Sometimes art can be devalued by too much scrutiny. If something strikes us as beautiful or meaningful, at that precise and gifted moment, analysis is quite literally, a waste of time. We are arrested by a painting, summoned from well practiced but desultory routine by an interruption which demands and receives our full attention. Questions why or how can wait as we attend to the encounter itself.
Once a painting becomes familiar, because it has been gazed upon a thousand times, glanced at or noticed thousands more, and has become a piece of the mental furniture in our personal space, there is little need for analysis. That annoyingly banal, or dismissive phrase so beloved of celebs and sales executives comes into its own as an aesthetic recognition: "It is what it is".
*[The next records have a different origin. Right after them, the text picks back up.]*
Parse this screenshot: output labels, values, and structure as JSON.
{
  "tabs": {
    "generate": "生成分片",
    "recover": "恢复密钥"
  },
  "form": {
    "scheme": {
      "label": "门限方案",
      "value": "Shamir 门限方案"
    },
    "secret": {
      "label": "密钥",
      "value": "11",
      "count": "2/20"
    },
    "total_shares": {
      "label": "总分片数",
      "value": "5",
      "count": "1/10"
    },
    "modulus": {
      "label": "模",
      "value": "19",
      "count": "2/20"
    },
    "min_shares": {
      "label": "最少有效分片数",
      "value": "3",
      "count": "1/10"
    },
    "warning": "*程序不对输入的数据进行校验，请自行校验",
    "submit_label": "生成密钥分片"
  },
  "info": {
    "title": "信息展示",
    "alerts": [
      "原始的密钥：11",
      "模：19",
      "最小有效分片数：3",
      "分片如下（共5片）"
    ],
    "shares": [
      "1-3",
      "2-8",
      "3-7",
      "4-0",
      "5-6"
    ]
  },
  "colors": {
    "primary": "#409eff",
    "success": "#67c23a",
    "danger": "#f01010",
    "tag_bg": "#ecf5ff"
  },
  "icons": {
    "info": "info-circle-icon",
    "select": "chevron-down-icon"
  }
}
I've lived with the Rublev for decades, and the work of Vermeer for near twenty years. The biggest book in the house is Serena Cant's Vermeer and His World, 1632-1675. It's 45cm x 35cm x 2.5cm! It provides thoughtful, deeply informed comment of each of Vermeer's paintings. His technique, colour choice, extraordinary detail in portraying the ordinary, human interest,innovative and astonishing brushwork - all of that and much more are explained and pointed out.
From this book that requires a large coffee table to read it, I have learned much of the how, and perhaps a little of the why, of beauty, and found some kind of explanation for the 'won't take no for an answer' quality of those paintings that appeal to us, summon us, require of us a degree of attention we reserve for those people and places and objects we truly and finally love.
Art is such a personal thing, a matter of taste we reckon. Which is why there is all the difference in the world between a nice picture, and a painting that is not primarily there for decoration, but for conversation, and at some deeper levels of emotion and thought, communion. These two paintings are not there as conversation pieces, but as conversation partners, from whom I learn much and whose presence is gift in the present continuous.